Odmienne zasady obowiązują w strefie zamieszkania. – W tych miejscach to osoba korzystająca z hulajnogi czy też rolek, która w rozumieniu prawa jest pieszym, może korzystać z całej szerokości drogi i co więcej korzysta z prawa do pierwszeństwa przed pojazdami. Jak wynika więc z powyższego, w rozumieniu przepisów prawa polskiego hulajnoga o napędzie nożnym i hulajnoga elektryczna traktowane są dokładnie w ten sam sposób – dodaje mec. Swół.
- Jakie konsekwencje prawne grożą za jazdę na rolkach i hulajnodze po alkoholu?
Użytkownicy hulajnóg i rolek są w świetle prawa pieszymi.
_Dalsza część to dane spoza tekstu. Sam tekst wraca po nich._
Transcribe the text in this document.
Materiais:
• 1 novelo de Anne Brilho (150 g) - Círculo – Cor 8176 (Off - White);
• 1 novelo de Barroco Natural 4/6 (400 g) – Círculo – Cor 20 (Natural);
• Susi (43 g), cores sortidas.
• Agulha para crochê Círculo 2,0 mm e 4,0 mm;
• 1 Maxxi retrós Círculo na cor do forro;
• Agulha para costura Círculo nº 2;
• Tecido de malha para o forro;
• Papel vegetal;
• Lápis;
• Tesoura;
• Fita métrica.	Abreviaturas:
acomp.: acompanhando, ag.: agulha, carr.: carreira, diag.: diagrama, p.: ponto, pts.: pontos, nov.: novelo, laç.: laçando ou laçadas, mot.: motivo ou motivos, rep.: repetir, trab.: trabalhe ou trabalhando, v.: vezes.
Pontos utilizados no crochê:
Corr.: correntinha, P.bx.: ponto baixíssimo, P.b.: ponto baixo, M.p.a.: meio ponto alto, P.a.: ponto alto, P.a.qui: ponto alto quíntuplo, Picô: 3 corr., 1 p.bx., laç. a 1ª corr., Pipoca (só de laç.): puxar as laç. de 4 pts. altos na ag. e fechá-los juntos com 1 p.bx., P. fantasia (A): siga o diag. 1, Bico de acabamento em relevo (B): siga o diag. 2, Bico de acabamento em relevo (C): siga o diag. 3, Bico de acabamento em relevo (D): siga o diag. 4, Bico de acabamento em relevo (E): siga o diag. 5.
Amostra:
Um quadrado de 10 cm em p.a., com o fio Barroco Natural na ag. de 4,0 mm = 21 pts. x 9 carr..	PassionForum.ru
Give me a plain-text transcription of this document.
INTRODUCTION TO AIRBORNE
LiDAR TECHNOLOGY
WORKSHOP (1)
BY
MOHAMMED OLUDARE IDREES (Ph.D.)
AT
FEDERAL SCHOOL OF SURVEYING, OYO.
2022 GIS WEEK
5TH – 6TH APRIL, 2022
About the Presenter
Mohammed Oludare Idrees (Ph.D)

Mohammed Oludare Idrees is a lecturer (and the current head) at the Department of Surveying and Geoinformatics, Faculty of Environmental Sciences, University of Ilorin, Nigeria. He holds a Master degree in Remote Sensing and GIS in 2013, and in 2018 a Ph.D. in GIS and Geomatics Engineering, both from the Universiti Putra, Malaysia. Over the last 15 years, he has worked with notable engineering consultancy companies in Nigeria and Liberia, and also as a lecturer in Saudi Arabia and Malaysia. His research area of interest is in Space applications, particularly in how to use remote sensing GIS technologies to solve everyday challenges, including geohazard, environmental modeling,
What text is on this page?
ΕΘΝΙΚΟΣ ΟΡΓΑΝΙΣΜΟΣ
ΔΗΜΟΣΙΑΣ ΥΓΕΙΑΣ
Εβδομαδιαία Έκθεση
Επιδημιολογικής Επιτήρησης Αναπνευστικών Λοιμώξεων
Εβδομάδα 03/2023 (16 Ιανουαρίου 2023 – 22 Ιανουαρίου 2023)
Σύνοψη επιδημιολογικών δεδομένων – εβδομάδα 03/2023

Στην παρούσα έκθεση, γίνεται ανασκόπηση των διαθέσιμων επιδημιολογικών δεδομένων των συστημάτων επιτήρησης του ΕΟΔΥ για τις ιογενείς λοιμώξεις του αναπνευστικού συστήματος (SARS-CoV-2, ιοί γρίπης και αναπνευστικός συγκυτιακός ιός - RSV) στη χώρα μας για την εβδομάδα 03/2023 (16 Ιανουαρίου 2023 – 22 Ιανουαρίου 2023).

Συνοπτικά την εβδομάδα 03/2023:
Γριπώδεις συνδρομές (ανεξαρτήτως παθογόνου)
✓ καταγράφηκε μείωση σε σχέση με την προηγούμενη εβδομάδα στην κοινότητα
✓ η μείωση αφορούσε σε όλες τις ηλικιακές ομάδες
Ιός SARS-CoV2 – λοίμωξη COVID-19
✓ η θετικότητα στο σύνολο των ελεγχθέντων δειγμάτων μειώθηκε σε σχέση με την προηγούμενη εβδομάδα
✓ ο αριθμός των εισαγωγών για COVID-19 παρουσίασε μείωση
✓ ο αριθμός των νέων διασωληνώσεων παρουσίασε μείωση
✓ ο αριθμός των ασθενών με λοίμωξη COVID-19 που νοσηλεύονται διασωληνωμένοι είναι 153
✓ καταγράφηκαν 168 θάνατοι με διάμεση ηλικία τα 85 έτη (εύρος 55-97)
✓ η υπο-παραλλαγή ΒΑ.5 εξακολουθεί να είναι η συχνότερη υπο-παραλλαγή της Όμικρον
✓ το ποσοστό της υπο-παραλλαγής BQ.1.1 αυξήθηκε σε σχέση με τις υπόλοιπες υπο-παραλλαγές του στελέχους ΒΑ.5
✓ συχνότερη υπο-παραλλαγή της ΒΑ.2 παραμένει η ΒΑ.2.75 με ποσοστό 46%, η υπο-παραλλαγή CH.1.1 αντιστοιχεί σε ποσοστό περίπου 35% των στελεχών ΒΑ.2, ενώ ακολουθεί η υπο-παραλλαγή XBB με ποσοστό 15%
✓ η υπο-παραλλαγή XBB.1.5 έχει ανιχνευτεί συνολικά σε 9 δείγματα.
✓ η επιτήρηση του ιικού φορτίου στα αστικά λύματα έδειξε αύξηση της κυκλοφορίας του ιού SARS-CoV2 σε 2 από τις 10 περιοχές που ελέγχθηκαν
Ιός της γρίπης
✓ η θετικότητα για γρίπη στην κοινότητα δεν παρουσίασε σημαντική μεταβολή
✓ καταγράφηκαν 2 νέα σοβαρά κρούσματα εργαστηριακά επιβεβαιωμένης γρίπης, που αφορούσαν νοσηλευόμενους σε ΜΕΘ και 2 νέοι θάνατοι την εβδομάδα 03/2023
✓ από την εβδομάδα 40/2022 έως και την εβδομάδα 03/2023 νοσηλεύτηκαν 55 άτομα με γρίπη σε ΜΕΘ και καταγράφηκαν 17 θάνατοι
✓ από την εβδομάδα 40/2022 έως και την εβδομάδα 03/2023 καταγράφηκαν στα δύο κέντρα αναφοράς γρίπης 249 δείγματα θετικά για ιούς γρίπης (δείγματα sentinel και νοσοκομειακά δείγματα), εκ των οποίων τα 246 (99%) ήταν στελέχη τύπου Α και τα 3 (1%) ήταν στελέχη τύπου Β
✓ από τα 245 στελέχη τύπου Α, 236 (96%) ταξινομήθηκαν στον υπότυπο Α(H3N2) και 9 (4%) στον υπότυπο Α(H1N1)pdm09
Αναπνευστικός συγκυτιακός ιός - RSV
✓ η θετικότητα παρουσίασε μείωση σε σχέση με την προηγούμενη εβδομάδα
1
Pieszym, którzy są nietrzeźwi, jeśli nie naruszają norm społecznych, nie zabrania się korzystać z przeznaczonej dla nich infrastruktury drogowej, np. chodnika. Ta kwestia wywołuje wiele kontrowersji, bo jednak hulajnogę elektryczną można rozpędzić do 25-30 km/h. Jeśli jej użytkownik doprowadzi do uszczerbku na zdrowiu lub mieniu osób trzecich, może zostać pociągnięty do odpowiedzialności cywilnej. W tej sytuacji osoba poszkodowana może wezwać policję, która sporządzi notatkę ze zdarzenia, i wystąpić z powództwem do sądu.
Jak widać, prawo próbuje nadążyć za rzeczywistością. Ta ciągle stawia przed nim nowe wyzwania. W kolejce po klarowne regulacje prawne czekają nie tylko użytkownicy rolek i hulajnóg, lecz także deskorolek czy segway’ów. Czy się ich doczekają?